⚰️ Six Feet Under : la série est-elle un sous-cinéma ?
Une question aussi passionnante que passionnée anime souvent les débats de la communauté cinéphile : la série télévisée est-elle légitime par rapport au cinéma ? Si certains restent indifférents à une telle question, d’autres ont des avis parfois tranchés. Pourtant, depuis la diffusion dans les années 90 du mythique Twin Peaks de David Lynch, l’univers de la série a largement évolué. Premier à briser le mur entre la télévision et le cinéma, le réalisateur a initié une nouvelle ère en servant de modèle à une toute une nouvelle génération de créations comme X-Files, Oz ou encore un des chefs-d’oeuvre du genre, The Sopranos. Depuis lors, il est évident que la série télévisée est devenu un genre à part entière, un terrain d’exploration obéissant à des contraintes différentes du cinéma.

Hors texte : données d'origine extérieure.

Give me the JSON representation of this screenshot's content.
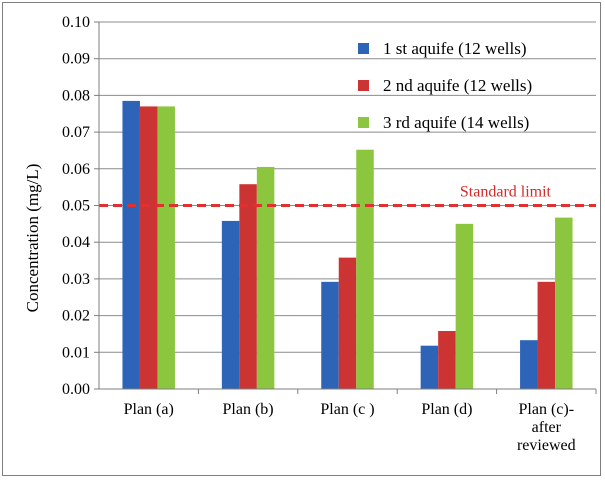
{
  "chart_data": {
    "type": "bar",
    "title": "",
    "xlabel": "",
    "ylabel": "Concentration (mg/L)",
    "ylim": [
      0,
      0.1
    ],
    "yticks": [
      "0.00",
      "0.01",
      "0.02",
      "0.03",
      "0.04",
      "0.05",
      "0.06",
      "0.07",
      "0.08",
      "0.09",
      "0.10"
    ],
    "categories": [
      [
        "Plan (a)"
      ],
      [
        "Plan (b)"
      ],
      [
        "Plan (c )"
      ],
      [
        "Plan (d)"
      ],
      [
        "Plan (c)-",
        "after",
        "reviewed"
      ]
    ],
    "series": [
      {
        "name": "1 st aquife (12 wells)",
        "color": "#2e64b8",
        "values": [
          0.0785,
          0.0458,
          0.0292,
          0.0118,
          0.0133
        ]
      },
      {
        "name": "2 nd aquife (12 wells)",
        "color": "#cc3333",
        "values": [
          0.077,
          0.0558,
          0.0358,
          0.0158,
          0.0292
        ]
      },
      {
        "name": "3 rd aquife (14 wells)",
        "color": "#8cc63f",
        "values": [
          0.077,
          0.0605,
          0.0652,
          0.045,
          0.0467
        ]
      }
    ],
    "reference_line": {
      "label": "Standard limit",
      "value": 0.05,
      "color": "#e03030",
      "style": "dashed"
    },
    "grid": true,
    "legend_position": "top-right"
  }
}
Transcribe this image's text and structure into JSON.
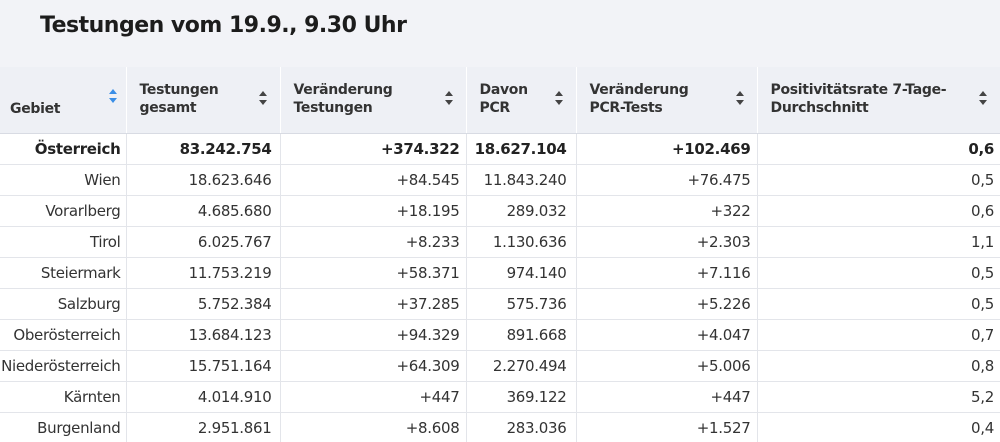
{
  "title": "Testungen vom 19.9., 9.30 Uhr",
  "columns": [
    {
      "label": "Gebiet",
      "sort_active": true
    },
    {
      "label": "Testungen gesamt",
      "sort_active": false
    },
    {
      "label": "Veränderung Testungen",
      "sort_active": false
    },
    {
      "label": "Davon PCR",
      "sort_active": false
    },
    {
      "label": "Veränderung PCR-Tests",
      "sort_active": false
    },
    {
      "label": "Positivitätsrate 7-Tage-Durchschnitt",
      "sort_active": false
    }
  ],
  "rows": [
    {
      "gebiet": "Österreich",
      "gesamt": "83.242.754",
      "veraenderung": "+374.322",
      "pcr": "18.627.104",
      "pcr_veraenderung": "+102.469",
      "rate": "0,6",
      "total": true
    },
    {
      "gebiet": "Wien",
      "gesamt": "18.623.646",
      "veraenderung": "+84.545",
      "pcr": "11.843.240",
      "pcr_veraenderung": "+76.475",
      "rate": "0,5"
    },
    {
      "gebiet": "Vorarlberg",
      "gesamt": "4.685.680",
      "veraenderung": "+18.195",
      "pcr": "289.032",
      "pcr_veraenderung": "+322",
      "rate": "0,6"
    },
    {
      "gebiet": "Tirol",
      "gesamt": "6.025.767",
      "veraenderung": "+8.233",
      "pcr": "1.130.636",
      "pcr_veraenderung": "+2.303",
      "rate": "1,1"
    },
    {
      "gebiet": "Steiermark",
      "gesamt": "11.753.219",
      "veraenderung": "+58.371",
      "pcr": "974.140",
      "pcr_veraenderung": "+7.116",
      "rate": "0,5"
    },
    {
      "gebiet": "Salzburg",
      "gesamt": "5.752.384",
      "veraenderung": "+37.285",
      "pcr": "575.736",
      "pcr_veraenderung": "+5.226",
      "rate": "0,5"
    },
    {
      "gebiet": "Oberösterreich",
      "gesamt": "13.684.123",
      "veraenderung": "+94.329",
      "pcr": "891.668",
      "pcr_veraenderung": "+4.047",
      "rate": "0,7"
    },
    {
      "gebiet": "Niederösterreich",
      "gesamt": "15.751.164",
      "veraenderung": "+64.309",
      "pcr": "2.270.494",
      "pcr_veraenderung": "+5.006",
      "rate": "0,8"
    },
    {
      "gebiet": "Kärnten",
      "gesamt": "4.014.910",
      "veraenderung": "+447",
      "pcr": "369.122",
      "pcr_veraenderung": "+447",
      "rate": "5,2"
    },
    {
      "gebiet": "Burgenland",
      "gesamt": "2.951.861",
      "veraenderung": "+8.608",
      "pcr": "283.036",
      "pcr_veraenderung": "+1.527",
      "rate": "0,4"
    }
  ],
  "colors": {
    "header_bg": "#eef0f5",
    "title_bg": "#f2f3f7",
    "sort_active": "#3a8ee6"
  }
}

De plus en plus de séries ont su sortir des sentiers battus pour innover et proposer un contenu inédit, comme The Wire ou plus récemment Breaking Bad, marquant alors le paysage audiovisuel et notre culture contemporaine. Néanmoins, une création a su exploiter exceptionnellement bien les spécificités de la série télévisée, il s’agit de Six Feet Under, créée par Alan Ball et diffusée en 2001.
La série conte le quotidien d’une famille hors norme, les Fisher, propriétaire d’une société de pompes funèbres fondée par Nathaniel Fisher. Après son décès dans l’épisode pilote de la série, l’entreprise est reprise par ses deux fils, Nathaniel Jr (Nate) et David. Derrière ce synopsis court et étonnant se cache la force de Six Feet Under. Tous ses nombreux personnages sont complexes et décrit avec une justesse impressionnante. À chacuns ses interrogations, ses contradictions… Le soin apporté à l’écriture de chaque épisode, de chaque situation est palpable. Car le sujet de cette série est tout bonnement la vie. Les cinq saisons détaillent tout ce qui peut arriver à ces personnages hauts en couleur. Évènements joyeux ou terribles, des moments de bonheur intense aux profondes remises en question, les relations et parfois la terrible solitude qu’elles apportent. Tous les épisodes de la série marquent le spectateur. Ils poussent à l’introspection et à l’empathie, tel un miroir de sa propre existence. En résulte une très forte implication de ce dernier dans cet univers. On aime, on déteste certains personnages, notre opinion évolue au fur et à mesure que se dévoile leur personnalité. Les événements finissent par nous toucher personnellement comme on ne l’imaginerait pas.
Sous son aspect morbide, cette série qui prend comme base la mort s’avère être un des plus beaux hymnes à la vie jamais réalisé. Il ne s’agit pas de la glorifier mais de la raconter, simplement, dans sa subtile complexité. Et rien n’est vain, chaque instant reflète la volonté du créateur de rendre compte d’une expérience, de raconter quelque chose qui le touche sans vouloir en faire un exemple, sans jugement. Et une œuvre n’est-elle pas d’autant meilleure qu’elle découle de la forte envie d’expression personnelle d’un artiste ? Il ne s’agit pas uniquement de divertissement, Six Feet Under est une réalisation profonde, qui constitue, en quelque sorte, un véritable apprentissage. Il y a toujours bien des questions en suspends et un doute tangible et constant, celui-là même que nous pouvons éprouver à chaque instant de notre existence.
On en revient alors à la question principale : il ne s’agit pas de trancher entre l’un ou l’autre, ils sont en définitive difficilement comparables. Mais la série télévisée a su s’imposer comme un vecteur d’expression à part entière, grâce à des créateurs visionnaires inspirés par ce format, par cette possibilité de créer un univers et des personnages très complexes évoluant dans un large arc narratif.